There is no serious exploration of individual differences in susceptibility—no integration of genetic, epigenetic, or comorbidity data. Technology was limited to a vague plan to implement “AI,” although for what remains unclear. This is at the same time that the Commission fails to address serious infrastructure or capacity that would improve health, such as computational modeling, omics-scale data, or advanced analytics.
Gun Violence – The Leading Cause of Death in Children
Firearms are the number one killer of children and teens in the United States, surpassing car accidents and disease. Any comprehensive analysis of child health must address the leading cause of child death in the United States.
Determinants of Health
There is no meaningful engagement with the role of poverty, housing insecurity, environmental exposures, or systemic inequality. These are well-documented, high-impact factors on child development and long-term health outcomes. There is no systematic accounting for the full scope of environmental exposures across a child's lifespan, despite toxic exposures being one of the few topics addressed in the report.
Mental Health and Suicide
The report does not address the crisis in pediatric mental health and self-harm among adolescents. This omission ignores one of the most pressing challenges facing today’s youth. While it does address prescriptions for depression, it mainly characterizes them as overprescribed, offering no meaningful roadmap to address this.
Nutrition Insecurity
While the MAHA Assessment discusses chronic disease, it fails to connect food insecurity and poor nutrition access to rising obesity and diabetes rates in children, especially in low-income communities. While a gentleman’s agreement with companies to remove food dye is a start, there are zero food dye-related deaths among children in the U.S. each year.

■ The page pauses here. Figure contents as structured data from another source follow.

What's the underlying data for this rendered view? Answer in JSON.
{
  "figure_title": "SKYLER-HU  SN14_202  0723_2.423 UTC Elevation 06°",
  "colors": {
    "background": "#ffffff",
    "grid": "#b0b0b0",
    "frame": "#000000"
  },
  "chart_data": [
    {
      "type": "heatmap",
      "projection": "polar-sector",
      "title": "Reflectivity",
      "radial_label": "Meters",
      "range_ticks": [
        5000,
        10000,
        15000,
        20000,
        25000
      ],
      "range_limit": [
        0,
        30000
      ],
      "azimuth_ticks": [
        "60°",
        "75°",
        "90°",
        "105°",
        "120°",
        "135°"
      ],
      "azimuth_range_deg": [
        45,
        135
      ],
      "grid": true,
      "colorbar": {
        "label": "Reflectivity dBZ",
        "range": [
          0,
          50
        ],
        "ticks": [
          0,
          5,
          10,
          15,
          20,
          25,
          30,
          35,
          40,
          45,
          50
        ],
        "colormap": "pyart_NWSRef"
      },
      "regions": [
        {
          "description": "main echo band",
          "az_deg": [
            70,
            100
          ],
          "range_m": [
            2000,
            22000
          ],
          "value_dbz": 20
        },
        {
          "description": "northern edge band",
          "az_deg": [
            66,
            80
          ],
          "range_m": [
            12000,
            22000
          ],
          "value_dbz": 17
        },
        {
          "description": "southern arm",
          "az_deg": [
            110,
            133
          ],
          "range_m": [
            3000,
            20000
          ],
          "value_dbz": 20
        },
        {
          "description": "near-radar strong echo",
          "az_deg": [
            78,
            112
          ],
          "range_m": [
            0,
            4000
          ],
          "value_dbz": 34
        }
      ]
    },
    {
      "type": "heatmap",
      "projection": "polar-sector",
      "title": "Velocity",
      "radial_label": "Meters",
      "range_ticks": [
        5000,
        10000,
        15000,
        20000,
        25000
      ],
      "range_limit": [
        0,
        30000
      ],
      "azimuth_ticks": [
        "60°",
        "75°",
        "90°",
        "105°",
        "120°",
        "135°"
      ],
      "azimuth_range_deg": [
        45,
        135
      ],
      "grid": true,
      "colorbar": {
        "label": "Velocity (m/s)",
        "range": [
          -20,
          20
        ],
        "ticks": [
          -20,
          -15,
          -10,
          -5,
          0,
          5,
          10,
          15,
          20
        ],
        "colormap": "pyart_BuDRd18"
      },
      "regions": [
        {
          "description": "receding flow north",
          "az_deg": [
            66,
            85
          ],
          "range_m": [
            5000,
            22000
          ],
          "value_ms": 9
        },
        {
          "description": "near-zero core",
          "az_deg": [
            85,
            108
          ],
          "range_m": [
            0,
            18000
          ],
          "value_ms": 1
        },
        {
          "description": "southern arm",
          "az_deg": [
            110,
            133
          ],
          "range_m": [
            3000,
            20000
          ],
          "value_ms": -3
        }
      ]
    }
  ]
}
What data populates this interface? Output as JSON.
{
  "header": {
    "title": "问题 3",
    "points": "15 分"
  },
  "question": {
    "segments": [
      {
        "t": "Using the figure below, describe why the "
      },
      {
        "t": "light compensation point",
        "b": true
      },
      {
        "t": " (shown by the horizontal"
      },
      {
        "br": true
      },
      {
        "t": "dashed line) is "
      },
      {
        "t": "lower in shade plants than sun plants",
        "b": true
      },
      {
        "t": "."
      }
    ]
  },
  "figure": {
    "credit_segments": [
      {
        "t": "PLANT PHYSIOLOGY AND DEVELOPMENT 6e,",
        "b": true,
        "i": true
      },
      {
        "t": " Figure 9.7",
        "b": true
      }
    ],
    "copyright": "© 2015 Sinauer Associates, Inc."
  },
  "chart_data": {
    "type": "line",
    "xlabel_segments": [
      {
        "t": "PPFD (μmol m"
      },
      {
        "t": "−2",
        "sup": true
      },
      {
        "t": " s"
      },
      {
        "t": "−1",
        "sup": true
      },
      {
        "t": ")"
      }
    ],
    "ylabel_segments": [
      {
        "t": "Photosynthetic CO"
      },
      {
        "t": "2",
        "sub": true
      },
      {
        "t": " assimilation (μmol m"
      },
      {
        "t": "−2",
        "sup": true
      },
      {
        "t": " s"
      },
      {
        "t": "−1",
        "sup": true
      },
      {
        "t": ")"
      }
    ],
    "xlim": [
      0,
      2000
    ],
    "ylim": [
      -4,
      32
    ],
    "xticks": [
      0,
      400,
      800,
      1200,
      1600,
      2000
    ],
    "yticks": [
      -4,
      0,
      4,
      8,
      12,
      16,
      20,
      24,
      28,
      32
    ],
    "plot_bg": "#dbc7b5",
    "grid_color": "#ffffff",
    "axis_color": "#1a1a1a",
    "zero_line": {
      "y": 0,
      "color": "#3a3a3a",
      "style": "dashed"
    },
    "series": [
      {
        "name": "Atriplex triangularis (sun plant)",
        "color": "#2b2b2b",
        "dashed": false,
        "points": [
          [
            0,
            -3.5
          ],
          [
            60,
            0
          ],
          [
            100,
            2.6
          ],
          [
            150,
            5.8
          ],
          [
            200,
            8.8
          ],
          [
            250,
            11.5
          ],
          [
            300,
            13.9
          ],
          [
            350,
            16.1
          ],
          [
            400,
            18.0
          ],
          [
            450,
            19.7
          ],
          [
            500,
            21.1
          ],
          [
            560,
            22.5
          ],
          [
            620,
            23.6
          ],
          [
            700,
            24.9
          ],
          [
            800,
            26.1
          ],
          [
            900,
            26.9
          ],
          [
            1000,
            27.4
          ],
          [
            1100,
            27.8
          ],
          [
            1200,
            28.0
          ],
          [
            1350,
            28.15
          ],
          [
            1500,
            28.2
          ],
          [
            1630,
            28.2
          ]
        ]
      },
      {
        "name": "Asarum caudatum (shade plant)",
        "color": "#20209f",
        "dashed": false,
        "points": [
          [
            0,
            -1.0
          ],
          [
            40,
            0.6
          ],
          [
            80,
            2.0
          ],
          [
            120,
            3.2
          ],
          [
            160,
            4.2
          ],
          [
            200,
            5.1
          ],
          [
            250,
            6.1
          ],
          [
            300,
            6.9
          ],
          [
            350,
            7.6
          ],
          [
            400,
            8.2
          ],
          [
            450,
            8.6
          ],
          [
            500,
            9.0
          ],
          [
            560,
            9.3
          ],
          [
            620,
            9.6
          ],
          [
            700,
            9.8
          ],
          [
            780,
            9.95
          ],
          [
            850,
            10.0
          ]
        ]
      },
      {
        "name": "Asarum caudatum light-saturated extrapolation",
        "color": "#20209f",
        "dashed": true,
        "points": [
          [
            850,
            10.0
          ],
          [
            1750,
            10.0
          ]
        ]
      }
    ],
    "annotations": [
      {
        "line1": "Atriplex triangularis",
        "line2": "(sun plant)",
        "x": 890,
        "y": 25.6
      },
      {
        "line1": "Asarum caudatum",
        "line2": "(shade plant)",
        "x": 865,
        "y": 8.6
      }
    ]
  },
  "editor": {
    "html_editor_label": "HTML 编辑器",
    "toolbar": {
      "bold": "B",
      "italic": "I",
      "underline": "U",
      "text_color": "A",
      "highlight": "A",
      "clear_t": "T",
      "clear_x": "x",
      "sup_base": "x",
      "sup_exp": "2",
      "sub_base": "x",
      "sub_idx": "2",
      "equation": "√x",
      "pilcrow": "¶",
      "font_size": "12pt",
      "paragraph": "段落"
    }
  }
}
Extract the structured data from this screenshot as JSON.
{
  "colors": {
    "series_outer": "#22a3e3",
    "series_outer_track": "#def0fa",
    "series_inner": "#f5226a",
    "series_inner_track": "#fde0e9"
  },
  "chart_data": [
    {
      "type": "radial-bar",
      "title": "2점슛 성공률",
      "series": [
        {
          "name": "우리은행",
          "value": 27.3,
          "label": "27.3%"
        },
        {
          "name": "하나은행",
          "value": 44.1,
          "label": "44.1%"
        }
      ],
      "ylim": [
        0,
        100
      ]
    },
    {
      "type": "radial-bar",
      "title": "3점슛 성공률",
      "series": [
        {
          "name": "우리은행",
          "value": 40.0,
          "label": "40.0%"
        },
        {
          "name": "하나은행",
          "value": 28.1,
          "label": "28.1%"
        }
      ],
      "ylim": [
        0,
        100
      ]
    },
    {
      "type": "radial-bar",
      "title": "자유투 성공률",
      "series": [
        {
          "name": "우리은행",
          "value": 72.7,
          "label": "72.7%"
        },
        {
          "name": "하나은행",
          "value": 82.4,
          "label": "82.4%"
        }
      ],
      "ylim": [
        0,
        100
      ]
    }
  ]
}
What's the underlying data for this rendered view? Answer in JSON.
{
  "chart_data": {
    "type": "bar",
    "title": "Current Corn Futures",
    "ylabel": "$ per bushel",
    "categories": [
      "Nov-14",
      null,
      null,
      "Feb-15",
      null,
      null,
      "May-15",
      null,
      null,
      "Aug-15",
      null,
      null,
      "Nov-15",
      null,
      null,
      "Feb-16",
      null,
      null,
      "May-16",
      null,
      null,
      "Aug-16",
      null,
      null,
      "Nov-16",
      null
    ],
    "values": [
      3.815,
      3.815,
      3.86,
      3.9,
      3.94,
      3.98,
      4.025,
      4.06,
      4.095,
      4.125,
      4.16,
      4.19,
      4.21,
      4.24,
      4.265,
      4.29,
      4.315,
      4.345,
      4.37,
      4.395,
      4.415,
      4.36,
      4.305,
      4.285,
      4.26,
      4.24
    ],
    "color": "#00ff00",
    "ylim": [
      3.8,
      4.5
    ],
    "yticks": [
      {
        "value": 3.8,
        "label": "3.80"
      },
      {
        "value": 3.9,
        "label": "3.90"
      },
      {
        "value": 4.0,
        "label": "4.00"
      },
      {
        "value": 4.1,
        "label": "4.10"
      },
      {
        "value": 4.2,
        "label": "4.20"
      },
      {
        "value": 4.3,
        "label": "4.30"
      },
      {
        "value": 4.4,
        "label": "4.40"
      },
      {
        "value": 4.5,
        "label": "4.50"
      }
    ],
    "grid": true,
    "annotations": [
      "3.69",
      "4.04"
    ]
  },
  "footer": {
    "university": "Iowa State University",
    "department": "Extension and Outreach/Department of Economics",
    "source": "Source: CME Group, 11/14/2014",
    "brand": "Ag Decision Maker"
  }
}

Lack of Evidence-Based Interventions
The report gives no attention to the success of existing public health strategies, such as early childhood interventions, vaccine programs, lead abatement, or maternal health support. These programs have transformed child survival in the United States over the last century.
These absences appear to reflect a predetermined endpoint similar to the one reached in earlier reports. Whatever the conclusions, it is difficult to take seriously a report on child health that makes no mention of the greatest threats facing children in the United States today.